Разумеется, врачам она рассказывала далеко не все, хоть и понимала, что это неправильно. Но она просто была не в состоянии облечь ЭТО в разумные, непротиворечивые, понятные фразы.
А больше рассказывать было некому — Илона была совершенно одна. Родные и друзья или умерли, или были далеко, а тем, кто был рядом, она ничего не хотела говорить. Да и никогда не было у нее особенно много друзей. А молодые сотрудники музея смотрели на нее, как на историческую реликвию — с почтением и некоторым недоумением, что она, ученица и (шепотом) любовница самого ЕВК, все еще жива и даже похожа на женщину.
После смерти мужа Илоне стало казаться, что к одиночеству можно привыкнуть. Но не замечала, что оно буквально изливается из ее глаз, и окружающим это прекрасно видно.

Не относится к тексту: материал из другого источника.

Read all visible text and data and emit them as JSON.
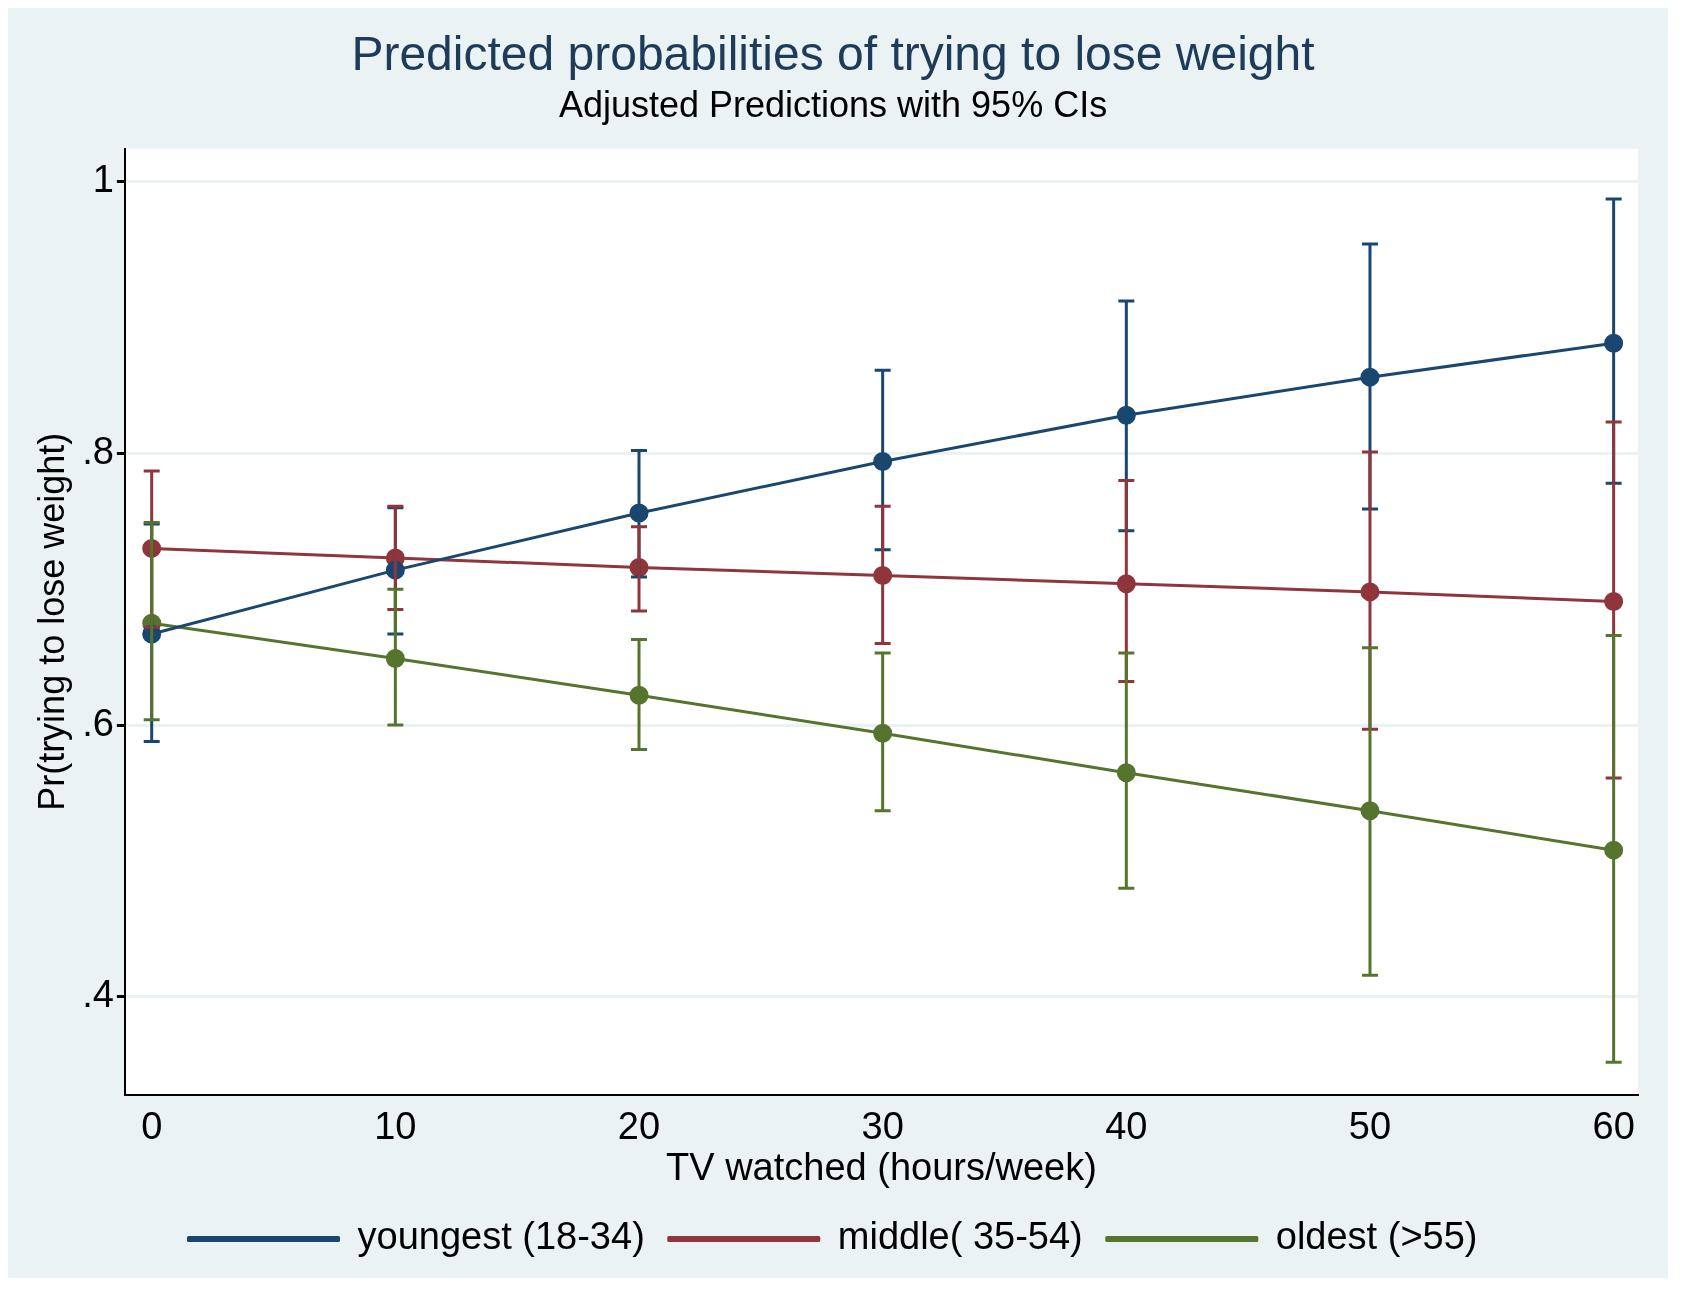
{
  "chart_data": {
    "type": "line",
    "title": "Predicted probabilities of trying to lose weight",
    "subtitle": "Adjusted Predictions with 95% CIs",
    "xlabel": "TV watched (hours/week)",
    "ylabel": "Pr(trying to lose weight)",
    "x": [
      0,
      10,
      20,
      30,
      40,
      50,
      60
    ],
    "series": [
      {
        "name": "youngest (18-34)",
        "color": "#1a476f",
        "values": [
          0.667,
          0.714,
          0.756,
          0.794,
          0.828,
          0.856,
          0.881
        ],
        "errors": [
          [
            0.588,
            0.748
          ],
          [
            0.667,
            0.76
          ],
          [
            0.709,
            0.802
          ],
          [
            0.729,
            0.861
          ],
          [
            0.743,
            0.912
          ],
          [
            0.759,
            0.954
          ],
          [
            0.778,
            0.987
          ]
        ]
      },
      {
        "name": "middle( 35-54)",
        "color": "#90353b",
        "values": [
          0.73,
          0.723,
          0.716,
          0.71,
          0.704,
          0.698,
          0.691
        ],
        "errors": [
          [
            0.672,
            0.787
          ],
          [
            0.685,
            0.761
          ],
          [
            0.684,
            0.746
          ],
          [
            0.66,
            0.761
          ],
          [
            0.632,
            0.78
          ],
          [
            0.597,
            0.801
          ],
          [
            0.561,
            0.823
          ]
        ]
      },
      {
        "name": "oldest (>55)",
        "color": "#55752f",
        "values": [
          0.675,
          0.649,
          0.622,
          0.594,
          0.565,
          0.537,
          0.508
        ],
        "errors": [
          [
            0.604,
            0.749
          ],
          [
            0.6,
            0.7
          ],
          [
            0.582,
            0.663
          ],
          [
            0.537,
            0.653
          ],
          [
            0.48,
            0.653
          ],
          [
            0.416,
            0.657
          ],
          [
            0.352,
            0.666
          ]
        ]
      }
    ],
    "xlim": [
      -1.1,
      61
    ],
    "xticks": [
      0,
      10,
      20,
      30,
      40,
      50,
      60
    ],
    "ylim": [
      0.328,
      1.024
    ],
    "yticks": [
      {
        "value": 0.4,
        "label": ".4"
      },
      {
        "value": 0.6,
        "label": ".6"
      },
      {
        "value": 0.8,
        "label": ".8"
      },
      {
        "value": 1,
        "label": "1"
      }
    ],
    "grid": "y",
    "legend": "bottom",
    "marker": "circle",
    "line_style": "solid"
  }
}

Не знала она и того, что необыкновенное это, жгучее одиночество чугунной болванкой лежало в ее душе и при жизни мужа, Антонио. Оно поселилось в ней много лет назад, одной трагической лунной ночью в Мексике, под безумный стон цикад.
Она до сих пор злилась на ЕВК... Женьку... Что он сотворил с ней?! Зачем ушел, что хотел сказать своим самоубийством?..
Если это, конечно, было самоубийством. Полиция расследовала дело добросовестно. Он шел к развалинам Чичен-Ицы по джунглям, долго, один раз останавливался, разжег костер, даже полежал. Жег в костре дерево и — Илона никак не могла понять и простить это — куски оленьей кожи.
В джунглях был заранее спрятан акваланг — следователи нашли пустой тайник. Очевидно, это сделал по его просьбе кто-то из местных.
Еще рядом с костром были обнаружены капли крови. Его крови. Видимо, он поранился, когда продирался сквозь джунгли. Кровавый след вел до самого сенота и там обрывался.
...Но почему он сжег кодекс? Он же ученый! Если решил уйти, почему не оставил эту потрясающую рукопись ей — лучшей ученице и... своей женщине?..
А может все потому, что рукопись была фальшивкой, созданной им самим в каких-то неведомых целях? Впрочем, она сама не верила в эту версию — хоть и видела кодекс мельком и лишь несколько секунд, была убеждена, что он подлинный.
Потом Женя пришел к сеноту, надел акваланг и — ушел вниз. Навсегда.
Говорили много чего. Например, что был пьян. Мексиканцы успели заметить, что их великий гость не отказывался от горячительных напитков. Рассказывали байку, как президент страны в знак уважения прислал ему роскошную огромную бутылку водки, и маститый русский ученый вместе с доставившим презент президентским адъютантом усидели ее прямо в номере гостиницы. Адъютанта пришлось откачивать медикам, а ЕВК был, как огурчик.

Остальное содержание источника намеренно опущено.